After public-hearing pleas by Flint Hill resident Ron Maxwell and Sperryvill­e resident Milton Roney to preserve Rappahanno­ck’s dark-county status (seen on a satellite map Parrish had projected on the courtroom screens showing nighttime light patterns across Northern Virginia), Parrish said he declined to recuse himself because of both the light-pollution issue and “the fact that wineries are not going away. They are coming.”

“Let me say the Patils, [Narmada owners] Pandit and Sudha, are wonderful people, so I’m not really speaking about them but about the relationsh­ip that we want to have between wineries and the general population.” Because many wineries have found that the business cannot succeed on grape and vintage production alone, Parrish said, there’s been a move to hosting events.

“I personally don’t think we should approve such uses in the middle of the country. They are in agricultur­al areas, for the most part, tranquil places,” he said. “And so what we’re going to have these pockets of disturbanc­e throughout the county. The comprehens­ive plan doesn’t really address wineries specifical­ly because there were so few when it was written. We really need to get ahead of the runaway horse.”
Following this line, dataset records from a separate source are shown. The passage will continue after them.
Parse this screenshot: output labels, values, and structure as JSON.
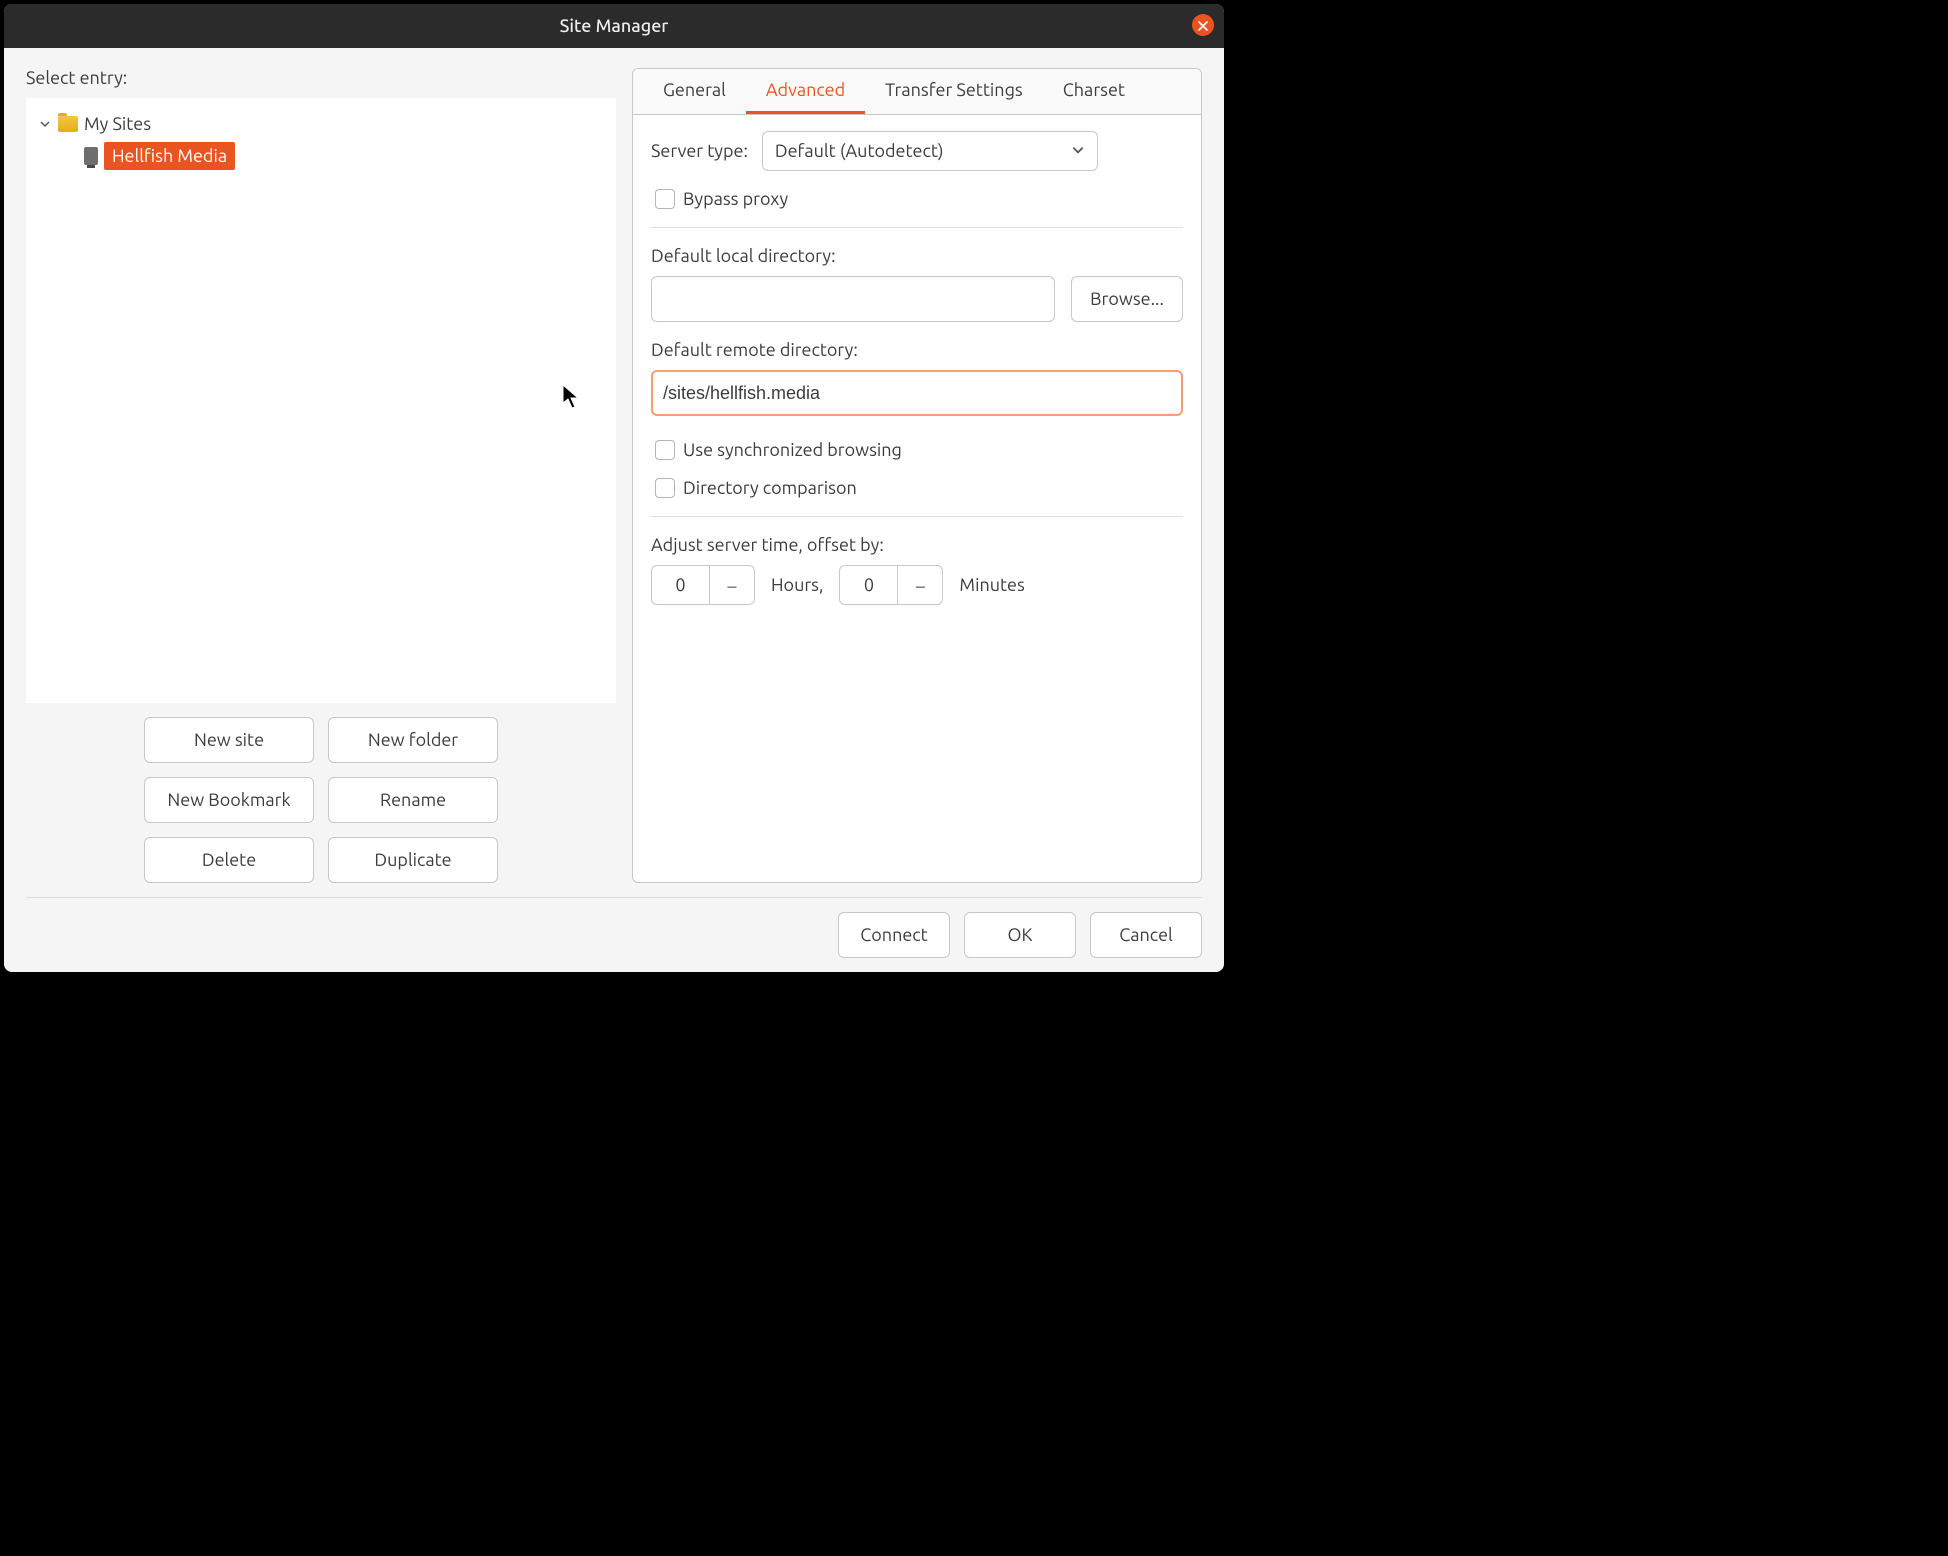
{
  "window": {
    "title": "Site Manager"
  },
  "left": {
    "select_entry": "Select entry:",
    "tree": {
      "root": "My Sites",
      "site": "Hellfish Media"
    },
    "buttons": {
      "new_site": "New site",
      "new_folder": "New folder",
      "new_bookmark": "New Bookmark",
      "rename": "Rename",
      "delete": "Delete",
      "duplicate": "Duplicate"
    }
  },
  "tabs": {
    "general": "General",
    "advanced": "Advanced",
    "transfer": "Transfer Settings",
    "charset": "Charset"
  },
  "advanced": {
    "server_type_label": "Server type:",
    "server_type_value": "Default (Autodetect)",
    "bypass_proxy": "Bypass proxy",
    "local_dir_label": "Default local directory:",
    "local_dir_value": "",
    "browse": "Browse...",
    "remote_dir_label": "Default remote directory:",
    "remote_dir_value": "/sites/hellfish.media",
    "sync_browsing": "Use synchronized browsing",
    "dir_compare": "Directory comparison",
    "adjust_time_label": "Adjust server time, offset by:",
    "hours_value": "0",
    "hours_label": "Hours,",
    "minutes_value": "0",
    "minutes_label": "Minutes"
  },
  "footer": {
    "connect": "Connect",
    "ok": "OK",
    "cancel": "Cancel"
  }
}
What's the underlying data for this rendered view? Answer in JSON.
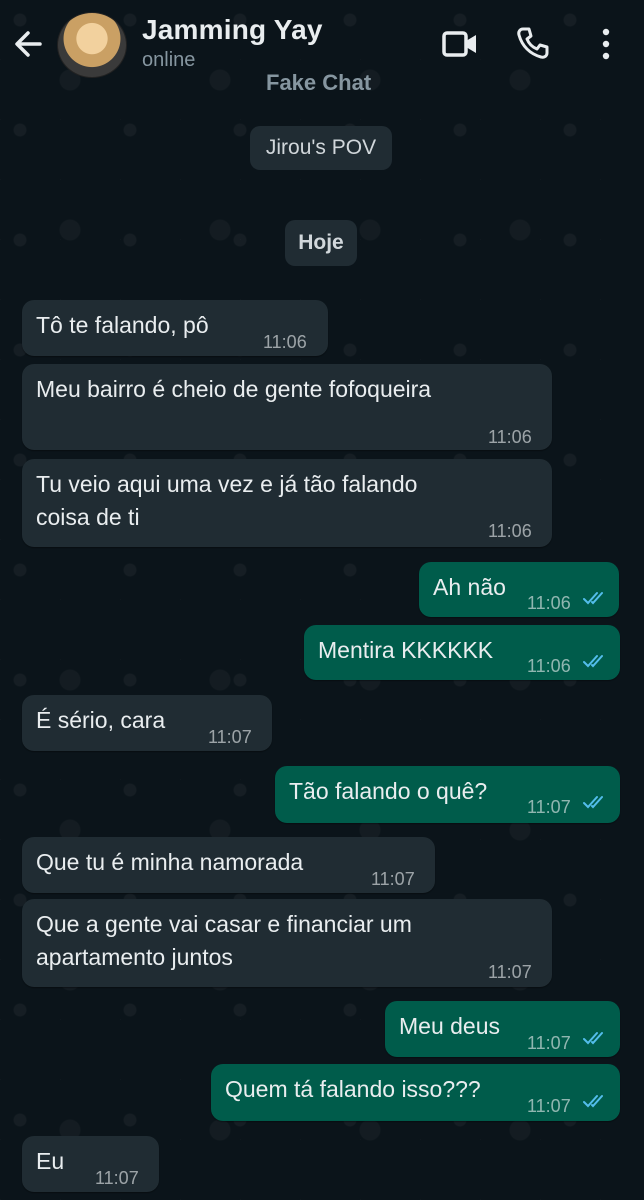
{
  "header": {
    "contact_name": "Jamming Yay",
    "status": "online",
    "chat_title": "Fake Chat"
  },
  "system": {
    "pov_label": "Jirou's POV",
    "date_label": "Hoje"
  },
  "colors": {
    "background": "#0b141a",
    "incoming_bubble": "#202c33",
    "outgoing_bubble": "#005c4b",
    "read_ticks": "#53bdeb"
  },
  "icons": [
    "back-arrow-icon",
    "video-call-icon",
    "phone-icon",
    "more-options-icon",
    "double-check-icon"
  ],
  "messages": [
    {
      "direction": "in",
      "text": "Tô te falando, pô",
      "time": "11:06"
    },
    {
      "direction": "in",
      "text": "Meu bairro é cheio de gente fofoqueira",
      "time": "11:06"
    },
    {
      "direction": "in",
      "text_line1": "Tu veio aqui uma vez e já tão falando",
      "text_line2": "coisa de ti",
      "time": "11:06"
    },
    {
      "direction": "out",
      "text": "Ah não",
      "time": "11:06",
      "read": true
    },
    {
      "direction": "out",
      "text": "Mentira KKKKKK",
      "time": "11:06",
      "read": true
    },
    {
      "direction": "in",
      "text": "É sério, cara",
      "time": "11:07"
    },
    {
      "direction": "out",
      "text": "Tão falando o quê?",
      "time": "11:07",
      "read": true
    },
    {
      "direction": "in",
      "text": "Que tu é minha namorada",
      "time": "11:07"
    },
    {
      "direction": "in",
      "text_line1": "Que a gente vai casar e financiar um",
      "text_line2": "apartamento juntos",
      "time": "11:07"
    },
    {
      "direction": "out",
      "text": "Meu deus",
      "time": "11:07",
      "read": true
    },
    {
      "direction": "out",
      "text": "Quem tá falando isso???",
      "time": "11:07",
      "read": true
    },
    {
      "direction": "in",
      "text": "Eu",
      "time": "11:07"
    }
  ]
}
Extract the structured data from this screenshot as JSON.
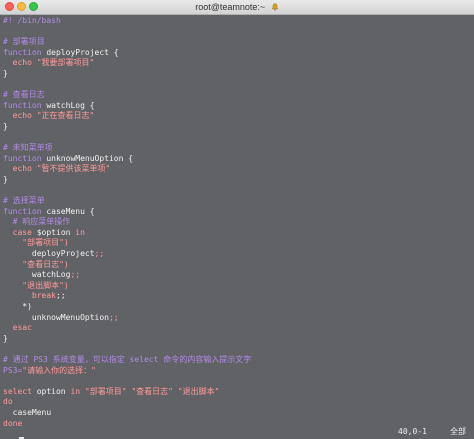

It was Piedmont district supervisor Mike Biniek who suggested the 40-by-70-foot building designed by architect Dick Manuel (who represente­d the Patils, with winery general manager Mary Ann Dancisin, at Monday’s hearing) was not quite large enough to host sit-down events for 200 people, and that the limit be reduced to 150. Hampton supervisor Bryant Lee pushed for applying the down-shielded lighting restrictio­ns to existing as well as new lights. Jackson district supervisor Ron Frazier suggested the bi-level ballasts for darkening fixtures when no one needed them.

Manuel and Dancisin nodded and agreed to all the conditions, several of which, Manuel said, the winery owners already intended (including the plantings to screen the parking facilities from neighbors).